"Didn’t you say that you’d worked for a milliner?" "Wouldn’t she——”
"Not on your life! My Lord! I don’t know what she wouldn’t say about me! She hated the sight of me. Jealous! No, there’s no one; but if you want to know more about me, you could go and see my mother."
"I might do that," said Mrs. Russell slowly. It was a good idea; she would certainly be praised for going to all this trouble in investigating the character of Polly’s companion. "Yes, I will. I’ll go down to the city and fetch you to-morrow morning. And be ready for me early, won’t you?—for I have so very little time." She went to the door, followed by Angelica; then out into the hall, where the patient row still sat, waiting for the turns she had promised them.
"I’m sorry," she told them, with an affable smile, "but the place is taken. Good morning!"

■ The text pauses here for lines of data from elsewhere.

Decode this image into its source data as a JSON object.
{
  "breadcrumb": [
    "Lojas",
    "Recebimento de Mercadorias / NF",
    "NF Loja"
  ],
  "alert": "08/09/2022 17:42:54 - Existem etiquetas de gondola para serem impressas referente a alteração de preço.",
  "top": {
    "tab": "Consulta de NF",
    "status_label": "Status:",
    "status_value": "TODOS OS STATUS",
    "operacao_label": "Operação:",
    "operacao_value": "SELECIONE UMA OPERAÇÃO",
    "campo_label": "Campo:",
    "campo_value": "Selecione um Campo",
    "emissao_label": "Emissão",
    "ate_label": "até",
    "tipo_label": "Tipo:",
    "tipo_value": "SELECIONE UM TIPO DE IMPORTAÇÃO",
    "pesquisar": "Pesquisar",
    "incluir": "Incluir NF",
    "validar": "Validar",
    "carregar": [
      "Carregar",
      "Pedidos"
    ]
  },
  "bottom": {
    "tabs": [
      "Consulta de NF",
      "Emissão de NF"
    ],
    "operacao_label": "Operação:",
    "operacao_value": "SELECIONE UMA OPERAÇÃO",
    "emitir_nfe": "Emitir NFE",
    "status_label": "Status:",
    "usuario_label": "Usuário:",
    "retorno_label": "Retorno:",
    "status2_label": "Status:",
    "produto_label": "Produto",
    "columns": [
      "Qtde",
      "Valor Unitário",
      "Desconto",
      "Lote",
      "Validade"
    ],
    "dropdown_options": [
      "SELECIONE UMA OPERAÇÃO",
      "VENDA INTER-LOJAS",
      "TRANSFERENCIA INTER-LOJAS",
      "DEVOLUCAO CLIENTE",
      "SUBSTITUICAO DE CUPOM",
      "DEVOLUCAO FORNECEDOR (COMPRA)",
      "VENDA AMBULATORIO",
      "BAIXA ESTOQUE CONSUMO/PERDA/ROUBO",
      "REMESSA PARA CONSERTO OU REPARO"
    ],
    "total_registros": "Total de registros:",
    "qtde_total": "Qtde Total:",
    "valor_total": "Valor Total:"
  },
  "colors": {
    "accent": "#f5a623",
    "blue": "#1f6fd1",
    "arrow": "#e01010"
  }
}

They all stared at her incredulously for a moment. Then, as she held open the front door, they got up, surged out together, and went down the hill in a straggling parade, all so shabby in the sunlight. The one who had been waiting so very long, in the dark under the stairs—a wan little thing in a befeathered hat—turned upon Angelica a dreadful look.
CHAPTER THREE
I
Angelica was ready by nine o’clock the next morning, with a bag in which was packed every decent thing she owned. The people in the flat above had been astounded by the sound of Mrs. Kennedy’s sewing-machine at two o’clock in the morning, for she and her child had sat up nearly all night, making ready. It was a melancholy, a heart-breaking work for the poor mother. She wasn’t going away. She had no adventure to excite her, no ambition, no hope, nothing but the bitter certainty of loneliness and poverty. She tried to be—not cheerful, for that she never was, but calm and reasonable, while all the time she had before her the spectre of the evening when she would come home to empty rooms, to eat her supper alone. A groan escaped her, which she tried to turn into a sigh.
"It’s the very, very worst that can happen to any one in this wide world," she thought; "to be left all alone, and getting old!"
She hadn’t been able to keep her eyes from Angelica, sitting bent over a blouse she was finishing, with her hair, just washed, hanging down her back, wet, straight, and heavy, drying about her face in a sort of mist of feathery tendrils.